THE CHICAGO POLICE OFFICERS KILLED IN ’68
On its back side, the old and crinkled glossy print bears a smudged time stamp, “March 26, 1969,” and tersely notes that the photograph was taken at “1121 State — police building.” The picture on the other side tells one chapter of a story without limitations of time and place: For as long as there are cops and criminals, a police officer’s spouse can never be sure his or her partner will come home from work.
In 1968, five Chicago police officers were killed in the line of duty. That Tribune photograph captured four of their wives. They resolutely stare at the superintendent of Chicago’s Police Department, who is out of the frame but has just handed them the awards for valor given their slain husbands.
His words appear to have transported each of the women back to the terrible moment she learned that her patrolman or detective husband had died in “a hail of bullets,” as the Tribune reported in the crime-story language of the era.
The women’s emotional journey also was captured in other photos in a file folder that anonymously rested in the Tribune’s archives for half a century.
Mamie Robinson is standing at a nurses station in Henrotin Hospital on Oct. 25, 1968. Alongside her is a priest. A telephone in her hand, she is telling family members that doctors couldn’t save her husband, Clayton Robinson, who had been shot in the head by a suspect he’d stopped to question on the Near North Side.
In an Oct. 9, 1968, photo, Regina Tucker is crying inconsolably as the Hundred Club, a police support group, presents her with a $1,000 check. The previous day her husband, John Tucker, was killed by a bank robber, and the instant the camera’s shutter clicked, she fainted.

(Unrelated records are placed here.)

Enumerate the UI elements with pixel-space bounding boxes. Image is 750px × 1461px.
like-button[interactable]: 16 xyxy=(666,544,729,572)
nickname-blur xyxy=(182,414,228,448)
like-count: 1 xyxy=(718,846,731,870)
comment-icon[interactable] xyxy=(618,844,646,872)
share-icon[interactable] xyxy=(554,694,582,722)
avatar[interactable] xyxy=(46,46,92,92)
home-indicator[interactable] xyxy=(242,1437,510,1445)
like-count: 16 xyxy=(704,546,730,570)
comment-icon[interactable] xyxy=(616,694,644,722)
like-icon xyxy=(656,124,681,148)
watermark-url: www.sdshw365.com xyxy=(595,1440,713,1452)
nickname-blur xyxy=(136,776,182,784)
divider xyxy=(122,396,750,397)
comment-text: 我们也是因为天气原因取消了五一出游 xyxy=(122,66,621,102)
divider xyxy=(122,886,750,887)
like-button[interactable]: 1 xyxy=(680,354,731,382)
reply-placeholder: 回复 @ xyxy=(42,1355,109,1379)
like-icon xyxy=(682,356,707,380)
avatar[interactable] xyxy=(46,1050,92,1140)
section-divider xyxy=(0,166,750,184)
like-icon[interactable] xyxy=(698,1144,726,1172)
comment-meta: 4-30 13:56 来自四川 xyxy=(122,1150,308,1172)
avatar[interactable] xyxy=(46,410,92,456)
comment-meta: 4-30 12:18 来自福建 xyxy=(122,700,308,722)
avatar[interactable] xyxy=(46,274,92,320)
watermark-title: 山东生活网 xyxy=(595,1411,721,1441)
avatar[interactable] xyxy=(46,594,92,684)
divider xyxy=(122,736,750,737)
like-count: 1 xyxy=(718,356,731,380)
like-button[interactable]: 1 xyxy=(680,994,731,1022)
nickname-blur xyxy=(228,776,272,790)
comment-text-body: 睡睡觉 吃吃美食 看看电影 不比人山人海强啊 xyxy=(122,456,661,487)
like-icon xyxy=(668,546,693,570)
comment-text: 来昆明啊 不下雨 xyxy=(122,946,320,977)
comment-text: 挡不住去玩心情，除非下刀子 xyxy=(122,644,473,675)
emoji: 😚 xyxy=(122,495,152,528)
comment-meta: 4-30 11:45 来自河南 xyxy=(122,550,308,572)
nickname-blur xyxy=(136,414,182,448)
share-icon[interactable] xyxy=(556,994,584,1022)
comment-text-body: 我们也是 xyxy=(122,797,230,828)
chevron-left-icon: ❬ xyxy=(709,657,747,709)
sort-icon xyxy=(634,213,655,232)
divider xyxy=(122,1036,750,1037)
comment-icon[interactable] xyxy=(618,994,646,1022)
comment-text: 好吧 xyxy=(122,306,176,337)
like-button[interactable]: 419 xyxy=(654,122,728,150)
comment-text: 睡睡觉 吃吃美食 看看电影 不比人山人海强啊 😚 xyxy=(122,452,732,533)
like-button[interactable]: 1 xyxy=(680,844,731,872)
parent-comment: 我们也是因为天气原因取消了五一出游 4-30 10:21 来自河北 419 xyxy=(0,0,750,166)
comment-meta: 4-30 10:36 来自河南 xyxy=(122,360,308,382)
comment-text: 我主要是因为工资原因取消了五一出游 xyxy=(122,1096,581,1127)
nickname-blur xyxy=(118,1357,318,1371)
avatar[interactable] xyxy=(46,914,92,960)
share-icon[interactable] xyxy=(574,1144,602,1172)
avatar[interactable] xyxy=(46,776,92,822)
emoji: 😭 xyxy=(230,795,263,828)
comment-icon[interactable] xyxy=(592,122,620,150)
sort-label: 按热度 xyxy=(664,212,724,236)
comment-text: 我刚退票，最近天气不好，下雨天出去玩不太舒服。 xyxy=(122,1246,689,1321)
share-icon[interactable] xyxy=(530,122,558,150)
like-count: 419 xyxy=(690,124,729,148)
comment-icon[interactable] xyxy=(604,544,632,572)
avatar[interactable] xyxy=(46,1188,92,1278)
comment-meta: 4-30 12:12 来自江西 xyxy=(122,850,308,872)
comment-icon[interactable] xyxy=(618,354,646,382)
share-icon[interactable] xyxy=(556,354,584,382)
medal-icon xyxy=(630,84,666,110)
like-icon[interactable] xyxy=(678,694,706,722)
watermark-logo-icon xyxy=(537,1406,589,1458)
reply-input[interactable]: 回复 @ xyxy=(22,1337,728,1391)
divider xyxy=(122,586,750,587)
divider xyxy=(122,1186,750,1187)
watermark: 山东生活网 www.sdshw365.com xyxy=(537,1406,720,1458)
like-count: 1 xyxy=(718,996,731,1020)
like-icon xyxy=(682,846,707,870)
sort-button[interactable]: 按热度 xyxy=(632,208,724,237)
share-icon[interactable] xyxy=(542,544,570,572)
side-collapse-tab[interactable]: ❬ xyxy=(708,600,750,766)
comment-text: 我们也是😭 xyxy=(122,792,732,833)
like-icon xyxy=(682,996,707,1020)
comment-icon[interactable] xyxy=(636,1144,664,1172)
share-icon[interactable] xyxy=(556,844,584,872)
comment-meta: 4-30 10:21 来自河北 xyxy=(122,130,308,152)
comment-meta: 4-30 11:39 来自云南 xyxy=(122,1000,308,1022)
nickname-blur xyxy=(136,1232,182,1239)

In 1968, U.S. Sen. Robert Kennedy was murdered on the campaign trail. Martin Luther King Jr. was assassinated and Chicago’s West Side exploded in rioting, as did black communities elsewhere. In the standard narrative of that violent year, Chicago’s police are chiefly remembered for their clashes with anti-war demonstrators during the Democratic National Convention.
But behind the front-page headlines, the Tribune printed tales of cops performing routine, unglamorous police work, the dangers that work exposed them to and the tragedies some of their families suffered.
Of the five officers killed that year, only one figured in a big story. On June 5, Henry Peeler got out of his patrol car to question three men lying on the ground on South Morgan Avenue eating potato chips.
Patrolman Peeler didn’t know they belonged to a violent faction of the black power movement and were hiding out in Chicago after allegedly murdering a railroad police officer in East St. Louis. One fled into an adjacent gangway and then fatally shot Peeler.
On Dec. 27, 1968, Tanya Ferguson’s husband questioned three men on South Indiana Avenue. A gunbattle ensued and patrolman Joseph Ferguson was killed.
On May 4, 1968, Celine Hobson’s husband was off duty and in a South Halsted Street bar when he asked a patron if he had a license for the pistol tucked into his belt. The man shot Detective Young Hobson five times, killing him.
Each of the slain police officers certainly carried a dream to his grave. Tucker was making a $20 deposit in the Standard Bank and Trust on South Ashland Avenue when he was killed. He moonlighted as a country singer in neighborhood bars and was saving his earnings to buy a home for his family.